*Winner of the 2018 National Book Award*
In this dual audiobook memoir, Beate and Serge Klarsfeld tell the dramatic story of fifty years devoted to bringing Nazis to justice
They were born on opposite sides of the Second World War: Beate grew up in the ruins of a defeated Weimar Germany, while Serge, a Jewish boy in France, was hiding in a cupboard when his father was arrested and sent to Auschwitz. They met on the Paris Métro and fell in love, and became famous when Beate slapped the face of the West German chancellor—a former Nazi—Kurt Georg Kiesinger.
For the past half century, Beate and Serge Klarsfeld have hunted, confronted, prosecuted, and exposed Nazi war criminals all over the world, tracking down the notorious torturer Klaus Barbie in Bolivia and attempting to kidnap the former Gestapo chief Kurt Lischka on the streets of Cologne. They have been sent to prison for their beliefs and have risked their lives protesting anti-Semitism behind the Iron Curtain in South America and in the Middle East. They have been insulted and exalted, assaulted and heralded; they’ve received honors from presidents and letter bombs from neo-Nazis. They have fought relentlessly not only for the memory of all those who died in the Holocaust but also for modern-day victims of genocide and discrimination across the world. And they have done it all while raising their children and sustaining their marriage.
Now, for the first time, in Hunting the Truth, a major memoir spoken in their alternating voices, Beate and Serge Klarsfeld tell the thrilling story of a lifetime dedicated to combating evil.
Beate and Serge Klarsfeld are French activists, journalists, and renowned Nazi hunters whose work apprehending war criminals, seeking justice for victims and survivors of war crimes, and establishing the record of the Holocaust have brought them international recognition. Serge, born in 1935 in Romania, and Beate, born in 1939 in Germany, assisted in the capture of numerous Nazi perpetrators, including SS official Kurt Lischka, Gestapo captain Klaus Barbie, and Paris police chief Maurice Papon.

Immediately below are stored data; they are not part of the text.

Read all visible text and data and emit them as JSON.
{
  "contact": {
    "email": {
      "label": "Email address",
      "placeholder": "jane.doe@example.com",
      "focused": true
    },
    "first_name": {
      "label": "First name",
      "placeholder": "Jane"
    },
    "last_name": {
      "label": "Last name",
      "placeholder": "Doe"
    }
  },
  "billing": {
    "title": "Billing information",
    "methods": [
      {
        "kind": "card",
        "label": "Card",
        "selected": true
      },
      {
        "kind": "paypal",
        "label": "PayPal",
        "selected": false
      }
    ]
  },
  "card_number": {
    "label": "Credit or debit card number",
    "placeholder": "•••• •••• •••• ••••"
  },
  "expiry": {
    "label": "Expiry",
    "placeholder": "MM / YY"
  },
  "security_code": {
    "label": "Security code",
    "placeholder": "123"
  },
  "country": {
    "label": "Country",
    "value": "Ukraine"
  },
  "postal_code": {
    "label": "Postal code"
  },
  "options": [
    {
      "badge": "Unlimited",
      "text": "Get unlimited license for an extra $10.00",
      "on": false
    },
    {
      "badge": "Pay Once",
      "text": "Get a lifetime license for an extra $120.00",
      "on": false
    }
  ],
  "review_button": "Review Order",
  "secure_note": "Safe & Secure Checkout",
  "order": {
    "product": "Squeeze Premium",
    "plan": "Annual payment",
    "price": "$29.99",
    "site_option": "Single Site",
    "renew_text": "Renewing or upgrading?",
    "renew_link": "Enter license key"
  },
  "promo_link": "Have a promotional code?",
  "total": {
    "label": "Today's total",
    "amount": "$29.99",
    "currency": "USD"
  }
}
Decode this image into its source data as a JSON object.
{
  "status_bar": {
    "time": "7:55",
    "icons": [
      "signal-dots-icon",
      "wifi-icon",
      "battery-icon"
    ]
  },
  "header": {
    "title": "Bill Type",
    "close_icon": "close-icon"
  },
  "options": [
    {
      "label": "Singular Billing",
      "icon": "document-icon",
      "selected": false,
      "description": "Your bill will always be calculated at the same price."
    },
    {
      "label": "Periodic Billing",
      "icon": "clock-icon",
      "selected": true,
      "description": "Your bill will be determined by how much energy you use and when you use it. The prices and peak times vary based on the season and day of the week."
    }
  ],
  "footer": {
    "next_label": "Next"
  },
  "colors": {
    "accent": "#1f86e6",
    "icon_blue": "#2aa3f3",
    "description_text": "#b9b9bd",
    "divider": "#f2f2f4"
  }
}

The recipients of France’s Legion of Honour and Germany’s Federal Order of Merit, both nations’ highest honors for civilians, they were named UNESCO ambassadors of genocide prevention by the United Nations in 2015.
Sam Taylor has written for The Guardian, the Financial Times, Vogue, and Esquire, and has translated such works as the award-winning HHhH by Laurent Binet; The Heart by Maylis de Kerangal, which Taylor’s translation won the French-American Foundation Translation Prize and was a finalist for the Albertine Prize; and the internationally bestselling The Truth About the Harry Quebert Affair by Joël Dicker.